Pickerington schools embrace technology


By Lori Smith
Staff Writer

The Pickerington school district prides itself on utilizing technology in education, and it has the track record to prove it.

“We’ve been able to speak all over the place, everywhere from the White House to Harvard University,” said Brian Seymour, director of instructional technology, as he spoke to the Pickerington Board of Education during their May 7 meeting.

He said other school districts often contact Pickerington, wanting to know how to set up a successful technology plan like theirs. The district has received numerous awards for its use of technology, is invited to share their successes at many conferences, and was recently named the International Society for Technology in Education distinguished district for 2018.

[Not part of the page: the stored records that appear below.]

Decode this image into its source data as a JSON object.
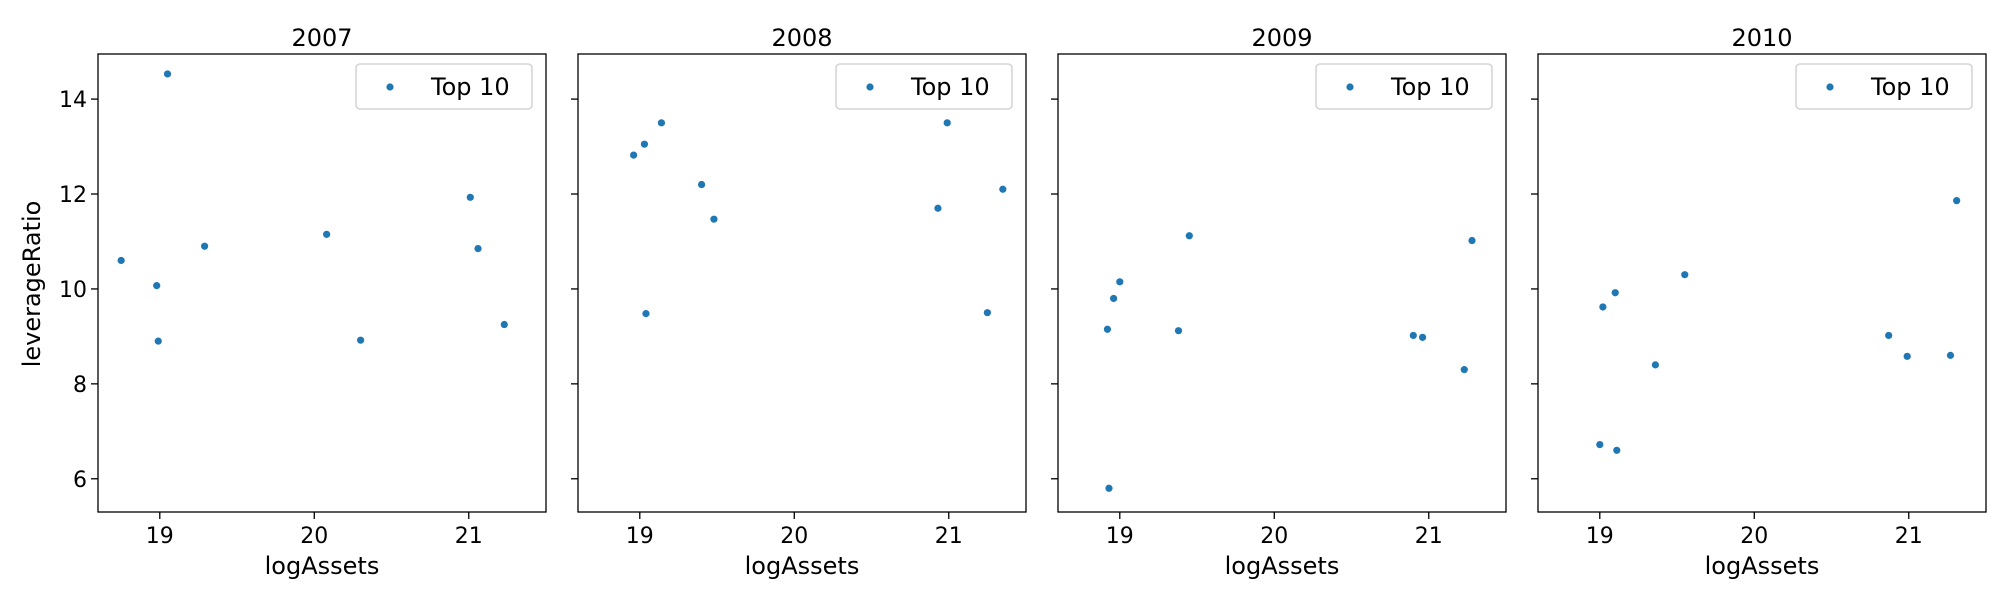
{
  "figure": {
    "ylabel": "leverageRatio",
    "xlabel": "logAssets",
    "marker_color": "#1f77b4"
  },
  "chart_data": [
    {
      "type": "scatter",
      "title": "2007",
      "xlabel": "logAssets",
      "ylabel": "leverageRatio",
      "xlim": [
        18.6,
        21.5
      ],
      "ylim": [
        5.3,
        14.95
      ],
      "xticks": [
        19,
        20,
        21
      ],
      "yticks": [
        6,
        8,
        10,
        12,
        14
      ],
      "legend": "upper right",
      "series": [
        {
          "name": "Top 10",
          "points": [
            [
              18.75,
              10.6
            ],
            [
              18.98,
              10.07
            ],
            [
              18.99,
              8.9
            ],
            [
              19.05,
              14.53
            ],
            [
              19.29,
              10.9
            ],
            [
              20.08,
              11.15
            ],
            [
              20.3,
              8.92
            ],
            [
              21.01,
              11.93
            ],
            [
              21.06,
              10.85
            ],
            [
              21.23,
              9.25
            ]
          ]
        }
      ]
    },
    {
      "type": "scatter",
      "title": "2008",
      "xlabel": "logAssets",
      "ylabel": "",
      "xlim": [
        18.6,
        21.5
      ],
      "ylim": [
        5.3,
        14.95
      ],
      "xticks": [
        19,
        20,
        21
      ],
      "yticks": [
        6,
        8,
        10,
        12,
        14
      ],
      "legend": "upper right",
      "series": [
        {
          "name": "Top 10",
          "points": [
            [
              18.96,
              12.82
            ],
            [
              19.03,
              13.05
            ],
            [
              19.04,
              9.48
            ],
            [
              19.14,
              13.5
            ],
            [
              19.4,
              12.2
            ],
            [
              19.48,
              11.47
            ],
            [
              20.93,
              11.7
            ],
            [
              20.99,
              13.5
            ],
            [
              21.25,
              9.5
            ],
            [
              21.35,
              12.1
            ]
          ]
        }
      ]
    },
    {
      "type": "scatter",
      "title": "2009",
      "xlabel": "logAssets",
      "ylabel": "",
      "xlim": [
        18.6,
        21.5
      ],
      "ylim": [
        5.3,
        14.95
      ],
      "xticks": [
        19,
        20,
        21
      ],
      "yticks": [
        6,
        8,
        10,
        12,
        14
      ],
      "legend": "upper right",
      "series": [
        {
          "name": "Top 10",
          "points": [
            [
              18.92,
              9.15
            ],
            [
              18.93,
              5.8
            ],
            [
              18.96,
              9.8
            ],
            [
              19.0,
              10.15
            ],
            [
              19.38,
              9.12
            ],
            [
              19.45,
              11.12
            ],
            [
              20.9,
              9.02
            ],
            [
              20.96,
              8.98
            ],
            [
              21.23,
              8.3
            ],
            [
              21.28,
              11.02
            ]
          ]
        }
      ]
    },
    {
      "type": "scatter",
      "title": "2010",
      "xlabel": "logAssets",
      "ylabel": "",
      "xlim": [
        18.6,
        21.5
      ],
      "ylim": [
        5.3,
        14.95
      ],
      "xticks": [
        19,
        20,
        21
      ],
      "yticks": [
        6,
        8,
        10,
        12,
        14
      ],
      "legend": "upper right",
      "series": [
        {
          "name": "Top 10",
          "points": [
            [
              19.0,
              6.72
            ],
            [
              19.02,
              9.62
            ],
            [
              19.1,
              9.92
            ],
            [
              19.11,
              6.6
            ],
            [
              19.36,
              8.4
            ],
            [
              19.55,
              10.3
            ],
            [
              20.87,
              9.02
            ],
            [
              20.99,
              8.58
            ],
            [
              21.27,
              8.6
            ],
            [
              21.31,
              11.86
            ]
          ]
        }
      ]
    }
  ]
}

“Every single one of those awards we have, we had to apply for them,” Seymour said, explaining how it measures the district’s success. “That’s my external validation that we’re moving in the right direction.”

Seymour explained how the district continues to invest in vital technology, allowing students in all 14 schools to participate in a 21st century learning environment. In 2017, for example, the district went “one-to-one,” providing a Chromebook or tablet to every student in the district, which changed the way teachers teach and students learn.

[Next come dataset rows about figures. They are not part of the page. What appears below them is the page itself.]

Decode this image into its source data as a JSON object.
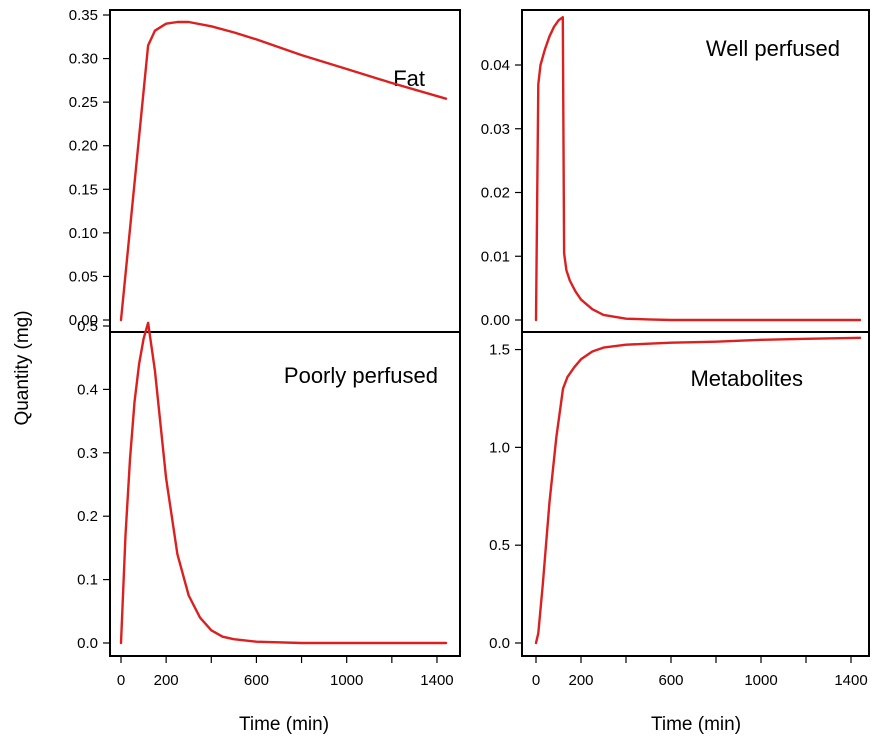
{
  "chart_data": {
    "type": "line",
    "layout": "2x2 panels sharing x axis per column",
    "ylabel": "Quantity (mg)",
    "xlabel": "Time (min)",
    "line_color": "#dc2020",
    "panels": [
      {
        "label": "Fat",
        "xlim": [
          0,
          1440
        ],
        "ylim": [
          0,
          0.35
        ],
        "yticks": [
          "0.00",
          "0.05",
          "0.10",
          "0.15",
          "0.20",
          "0.25",
          "0.30",
          "0.35"
        ],
        "xticks": [],
        "series": [
          {
            "x": [
              0,
              120,
              150,
              200,
              250,
              300,
              400,
              500,
              600,
              800,
              1000,
              1200,
              1440
            ],
            "y": [
              0,
              0.315,
              0.332,
              0.34,
              0.342,
              0.342,
              0.337,
              0.33,
              0.322,
              0.304,
              0.288,
              0.272,
              0.254
            ]
          }
        ]
      },
      {
        "label": "Well perfused",
        "xlim": [
          0,
          1440
        ],
        "ylim": [
          0,
          0.048
        ],
        "yticks": [
          "0.00",
          "0.01",
          "0.02",
          "0.03",
          "0.04"
        ],
        "xticks": [],
        "series": [
          {
            "x": [
              0,
              10,
              20,
              40,
              60,
              80,
              100,
              119,
              125,
              135,
              150,
              175,
              200,
              250,
              300,
              400,
              500,
              600,
              800,
              1000,
              1200,
              1440
            ],
            "y": [
              0,
              0.037,
              0.04,
              0.0425,
              0.0445,
              0.046,
              0.047,
              0.0475,
              0.0105,
              0.0078,
              0.0062,
              0.0045,
              0.0032,
              0.0017,
              0.0008,
              0.0002,
              0.0001,
              0.0,
              0.0,
              0.0,
              0.0,
              0.0
            ]
          }
        ]
      },
      {
        "label": "Poorly perfused",
        "xlim": [
          0,
          1440
        ],
        "ylim": [
          0,
          0.5
        ],
        "yticks": [
          "0.0",
          "0.1",
          "0.2",
          "0.3",
          "0.4",
          "0.5"
        ],
        "xticks": [
          "0",
          "200",
          "600",
          "1000",
          "1400"
        ],
        "series": [
          {
            "x": [
              0,
              20,
              40,
              60,
              80,
              100,
              120,
              150,
              200,
              250,
              300,
              350,
              400,
              450,
              500,
              600,
              800,
              1000,
              1200,
              1440
            ],
            "y": [
              0,
              0.17,
              0.29,
              0.38,
              0.44,
              0.48,
              0.505,
              0.43,
              0.26,
              0.14,
              0.075,
              0.04,
              0.02,
              0.01,
              0.006,
              0.002,
              0.0,
              0.0,
              0.0,
              0.0
            ]
          }
        ]
      },
      {
        "label": "Metabolites",
        "xlim": [
          0,
          1440
        ],
        "ylim": [
          0,
          1.6
        ],
        "yticks": [
          "0.0",
          "0.5",
          "1.0",
          "1.5"
        ],
        "xticks": [
          "0",
          "200",
          "600",
          "1000",
          "1400"
        ],
        "series": [
          {
            "x": [
              0,
              10,
              30,
              60,
              90,
              120,
              140,
              170,
              200,
              250,
              300,
              400,
              500,
              600,
              800,
              1000,
              1200,
              1440
            ],
            "y": [
              0,
              0.05,
              0.3,
              0.72,
              1.05,
              1.3,
              1.36,
              1.41,
              1.45,
              1.49,
              1.51,
              1.525,
              1.53,
              1.535,
              1.54,
              1.55,
              1.555,
              1.56
            ]
          }
        ]
      }
    ]
  }
}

“Gone are the days of computer labs, for sure,” Seymour.

Starting with the 2018-19 school year, all students in the Pickerington district will be able to “check out” access to an Internet hot spot. There will be 200 available for students who do not have Internet access at home, and it will cost the district $45,000 for the year. Although 96 percent of the district’s students say they have Internet access at home, Seymour said, the concern is the remaining students will fall behind. Even though those students can currently do their school work on the Chromebooks and submit it once they get Internet access, problems do


“This makes it more excuse proof,” Seymour said.

The remote hot spots will be offered to students on the free- and reduced-price lunch programs first, then on an as-needed basis to other students within the district, he said.

The instructional technology coordinators for the various schools gave a report to the board about technology.

•Jennifer Furey, elementary school instructional technology coordinator, said the district’s technology plan was designed to increase skills not seen in the standard curriculum. She said they are focusing on the 5Cs: communication (using Google Classroom and Seesaw); collaboration (such as group work in coding science toys); creativity (like making eBooks or using StoryBirds), connectiveness (connecting classrooms around the world); and critical thinking (learning computer science and developing computational thinking).

•Stephanie Howell, middle school instructional technology coordinator, explained how technology positively impacts the classroom and the role of the teacher.
“Every student has a voice,” she said.
Students are talking with experts, there is increased engagement and motivation, and increased student choice. According to Howell, the students get immediate feedback, all students have equal access to the curriculum, and parents are more connected to the classroom. She gave an example of how a student contacted an Olympic athlete and the class was able to have a conversation with the athlete via video chat.

•At the junior high school level, Instructional Technology Coordinator David Hayward said they are building life-long schools through digital methods. For example, at Ridgeview they did an “escape room” exercise where students had to break into a box and solve a series of clues. In regard to creativity, the junior high students have taken over the morning announcements with WeVideo. Hayward said they have a green screen and use Chromebooks to present the day’s announcements.
“They’ve taken over it and are running with it,” he said. “They’re doing a great job.”
Students in art class are thinking about who they are and how to represent themselves through digital media.

•High School Instructional Technology Coordinator Jena Cooper said the additional technology allows the high school teachers to begin moving forward to a different style of teaching.
“We’ve started to make a huge shift to a blended learning style,” she said. “If you give them devices and don’t change the way you teach it can actually be detrimental.”
At the high school level, she said, they are doing mini-lessons, where the teacher is able to work in small groups with students to meet their individual needs. Students are working at their own pace, using videos to re-watch lessons where needed or fast-forward if mastered.
“That’s a huge time saver and great for our students,” she said.
They are also using a variety of digital content to keep students engaged and adjust to different learning styles.